Among the innumerable things which he read were Mormon publications, sent him regularly from headquarters. I cannot explain the object of the Mormons in making him the point of attack. He thought very highly of the doctrines of the Mormons as set forth by themselves, and could not understand why they were “persecuted” in America. No one had ever sent him documents on the other side of the question, and he seemed as ignorant of it as I was of the Mormon arguments. In answer to his queries, I told him that the problems involved were too numerous, serious, and complicated for me to enter upon; that the best way, under such circumstances, was for him to read statements set down in black and white by recognized authorities on the subject; and that I would cause books on the matter to be forwarded to him, which I did. But he persisted that our government is in the wrong.

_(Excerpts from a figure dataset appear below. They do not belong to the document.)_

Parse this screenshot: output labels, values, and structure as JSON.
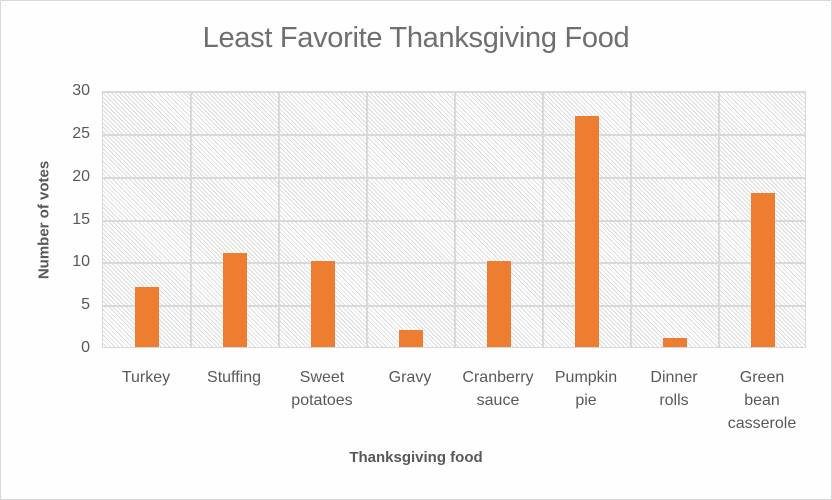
{
  "chart_data": {
    "type": "bar",
    "title": "Least Favorite Thanksgiving Food",
    "xlabel": "Thanksgiving food",
    "ylabel": "Number of votes",
    "categories": [
      "Turkey",
      "Stuffing",
      "Sweet potatoes",
      "Gravy",
      "Cranberry sauce",
      "Pumpkin pie",
      "Dinner rolls",
      "Green bean casserole"
    ],
    "category_lines": [
      [
        "Turkey"
      ],
      [
        "Stuffing"
      ],
      [
        "Sweet",
        "potatoes"
      ],
      [
        "Gravy"
      ],
      [
        "Cranberry",
        "sauce"
      ],
      [
        "Pumpkin",
        "pie"
      ],
      [
        "Dinner",
        "rolls"
      ],
      [
        "Green",
        "bean",
        "casserole"
      ]
    ],
    "values": [
      7,
      11,
      10,
      2,
      10,
      27,
      1,
      18
    ],
    "ylim": [
      0,
      30
    ],
    "yticks": [
      0,
      5,
      10,
      15,
      20,
      25,
      30
    ],
    "grid": true,
    "legend": null,
    "bar_color": "#ed7d31",
    "plot_background": "diagonal-hatch"
  }
}
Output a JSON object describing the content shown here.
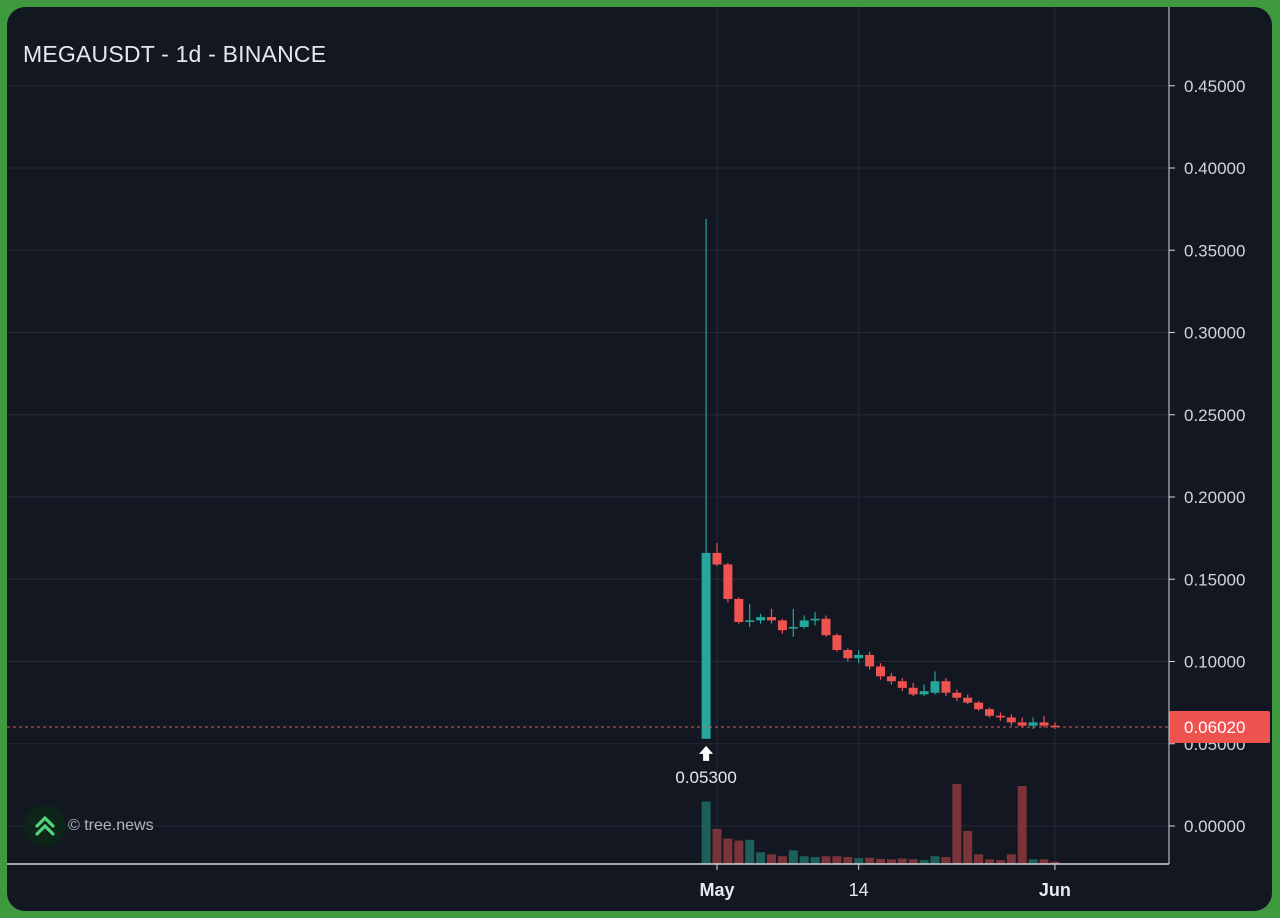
{
  "header": {
    "title": "MEGAUSDT - 1d - BINANCE"
  },
  "watermark": {
    "text": "© tree.news",
    "icon": "tree-news-logo-icon"
  },
  "colors": {
    "background": "#131722",
    "frame": "#3f9a3f",
    "up": "#26a69a",
    "down": "#ef5350",
    "up_volume": "#1d5f59",
    "down_volume": "#7a3338",
    "grid": "#242a36",
    "text": "#e6e8ee"
  },
  "chart_data": {
    "type": "candlestick",
    "title": "MEGAUSDT - 1d - BINANCE",
    "x_ticks": [
      {
        "label": "May",
        "index": 0
      },
      {
        "label": "14",
        "index": 13
      },
      {
        "label": "Jun",
        "index": 31
      }
    ],
    "y_ticks": [
      "0.45000",
      "0.40000",
      "0.35000",
      "0.30000",
      "0.25000",
      "0.20000",
      "0.15000",
      "0.10000",
      "0.05000",
      "0.00000"
    ],
    "ylim": [
      -0.022,
      0.487
    ],
    "grid": true,
    "last_price": {
      "value": 0.0602,
      "label": "0.06020"
    },
    "annotation": {
      "label": "0.05300",
      "value": 0.053,
      "index": -1,
      "marker": "arrow-up-icon"
    },
    "candles": [
      {
        "index": -1,
        "open": 0.053,
        "high": 0.369,
        "low": 0.053,
        "close": 0.166,
        "volume": 0.16
      },
      {
        "index": 0,
        "open": 0.166,
        "high": 0.172,
        "low": 0.158,
        "close": 0.159,
        "volume": 0.09
      },
      {
        "index": 1,
        "open": 0.159,
        "high": 0.16,
        "low": 0.136,
        "close": 0.138,
        "volume": 0.065
      },
      {
        "index": 2,
        "open": 0.138,
        "high": 0.139,
        "low": 0.123,
        "close": 0.124,
        "volume": 0.06
      },
      {
        "index": 3,
        "open": 0.124,
        "high": 0.135,
        "low": 0.121,
        "close": 0.125,
        "volume": 0.062
      },
      {
        "index": 4,
        "open": 0.125,
        "high": 0.129,
        "low": 0.123,
        "close": 0.127,
        "volume": 0.03
      },
      {
        "index": 5,
        "open": 0.127,
        "high": 0.132,
        "low": 0.123,
        "close": 0.125,
        "volume": 0.025
      },
      {
        "index": 6,
        "open": 0.125,
        "high": 0.126,
        "low": 0.117,
        "close": 0.119,
        "volume": 0.02
      },
      {
        "index": 7,
        "open": 0.12,
        "high": 0.132,
        "low": 0.115,
        "close": 0.121,
        "volume": 0.035
      },
      {
        "index": 8,
        "open": 0.121,
        "high": 0.128,
        "low": 0.12,
        "close": 0.125,
        "volume": 0.02
      },
      {
        "index": 9,
        "open": 0.125,
        "high": 0.13,
        "low": 0.122,
        "close": 0.126,
        "volume": 0.018
      },
      {
        "index": 10,
        "open": 0.126,
        "high": 0.128,
        "low": 0.115,
        "close": 0.116,
        "volume": 0.02
      },
      {
        "index": 11,
        "open": 0.116,
        "high": 0.117,
        "low": 0.106,
        "close": 0.107,
        "volume": 0.02
      },
      {
        "index": 12,
        "open": 0.107,
        "high": 0.108,
        "low": 0.1,
        "close": 0.102,
        "volume": 0.018
      },
      {
        "index": 13,
        "open": 0.102,
        "high": 0.107,
        "low": 0.099,
        "close": 0.104,
        "volume": 0.015
      },
      {
        "index": 14,
        "open": 0.104,
        "high": 0.106,
        "low": 0.095,
        "close": 0.097,
        "volume": 0.016
      },
      {
        "index": 15,
        "open": 0.097,
        "high": 0.099,
        "low": 0.089,
        "close": 0.091,
        "volume": 0.013
      },
      {
        "index": 16,
        "open": 0.091,
        "high": 0.093,
        "low": 0.086,
        "close": 0.088,
        "volume": 0.012
      },
      {
        "index": 17,
        "open": 0.088,
        "high": 0.09,
        "low": 0.082,
        "close": 0.084,
        "volume": 0.014
      },
      {
        "index": 18,
        "open": 0.084,
        "high": 0.087,
        "low": 0.079,
        "close": 0.08,
        "volume": 0.012
      },
      {
        "index": 19,
        "open": 0.08,
        "high": 0.086,
        "low": 0.079,
        "close": 0.082,
        "volume": 0.01
      },
      {
        "index": 20,
        "open": 0.081,
        "high": 0.094,
        "low": 0.08,
        "close": 0.088,
        "volume": 0.02
      },
      {
        "index": 21,
        "open": 0.088,
        "high": 0.09,
        "low": 0.079,
        "close": 0.081,
        "volume": 0.018
      },
      {
        "index": 22,
        "open": 0.081,
        "high": 0.083,
        "low": 0.076,
        "close": 0.078,
        "volume": 0.205
      },
      {
        "index": 23,
        "open": 0.078,
        "high": 0.08,
        "low": 0.074,
        "close": 0.075,
        "volume": 0.085
      },
      {
        "index": 24,
        "open": 0.075,
        "high": 0.076,
        "low": 0.07,
        "close": 0.071,
        "volume": 0.025
      },
      {
        "index": 25,
        "open": 0.071,
        "high": 0.072,
        "low": 0.066,
        "close": 0.067,
        "volume": 0.012
      },
      {
        "index": 26,
        "open": 0.067,
        "high": 0.069,
        "low": 0.064,
        "close": 0.066,
        "volume": 0.01
      },
      {
        "index": 27,
        "open": 0.066,
        "high": 0.068,
        "low": 0.061,
        "close": 0.063,
        "volume": 0.025
      },
      {
        "index": 28,
        "open": 0.063,
        "high": 0.066,
        "low": 0.06,
        "close": 0.061,
        "volume": 0.2
      },
      {
        "index": 29,
        "open": 0.061,
        "high": 0.066,
        "low": 0.059,
        "close": 0.063,
        "volume": 0.012
      },
      {
        "index": 30,
        "open": 0.063,
        "high": 0.067,
        "low": 0.06,
        "close": 0.061,
        "volume": 0.012
      },
      {
        "index": 31,
        "open": 0.061,
        "high": 0.063,
        "low": 0.059,
        "close": 0.0602,
        "volume": 0.006
      }
    ]
  }
}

“It is a shame,” said he, “that in a great and free country like America a community of people should be so oppressed, and not allowed that liberty of which you boast.”
“You know your Dickens well,” I answered. “Have you any recollection of Martin Chuzzlewit? You will remember that when Martin was in America with Mark Tapley he saw a slave being sold. Mark Tapley observed that ’the Americans were so fond of Liberty that they took liberties with her.’ That is, in brief, what ails the Mormons. The only argument in favor of them which can possibly be made is that their practice, not their preaching, offers the only solution of your own theory that all women should be married. But that theory has never been advanced in extenuation of their behavior. I offer it to you brand new, as a slight illustration of a very unpleasant subject.”
One day, during a chat in his study, he had praised Dickens.
“There are three requisites which go to make a perfect writer,” he remarked. “First, he must have something worth saying. Second, he must have a proper way of saying it. Third, he must have sincerity. Dickens had all three of these qualities. Thackeray had not much to say; he had a great deal of art in saying it; but he had not enough sincerity. Dostoevsky possessed all three requisites. Nekrasoff knew well how to express himself, but he did not possess the first quality; he forced himself to say something, whatever would catch the public at the moment, of which he was a very keen judge. As he wrote to suit the popular taste, believing not at all in what he said, he had none of the third requisite.” He declared that America had not as yet produced any first-class woman writer, like George Eliot and George Sand.
Count Tolstoy’s latest book at that time was “What to Do?” It was much discussed, though not very new. It will be remembered that in the final chapter of that work he argues that woman’s whole duty consists in marrying and having as large a family as possible. But, in speaking of Mr. Howells’s “The Undiscovered Country,” which he had just discovered, —it was odd to think he had never heard of Mr. Howells before,—he remarked, in connection with the Shakers, that “it was a good thing that they did not marry.”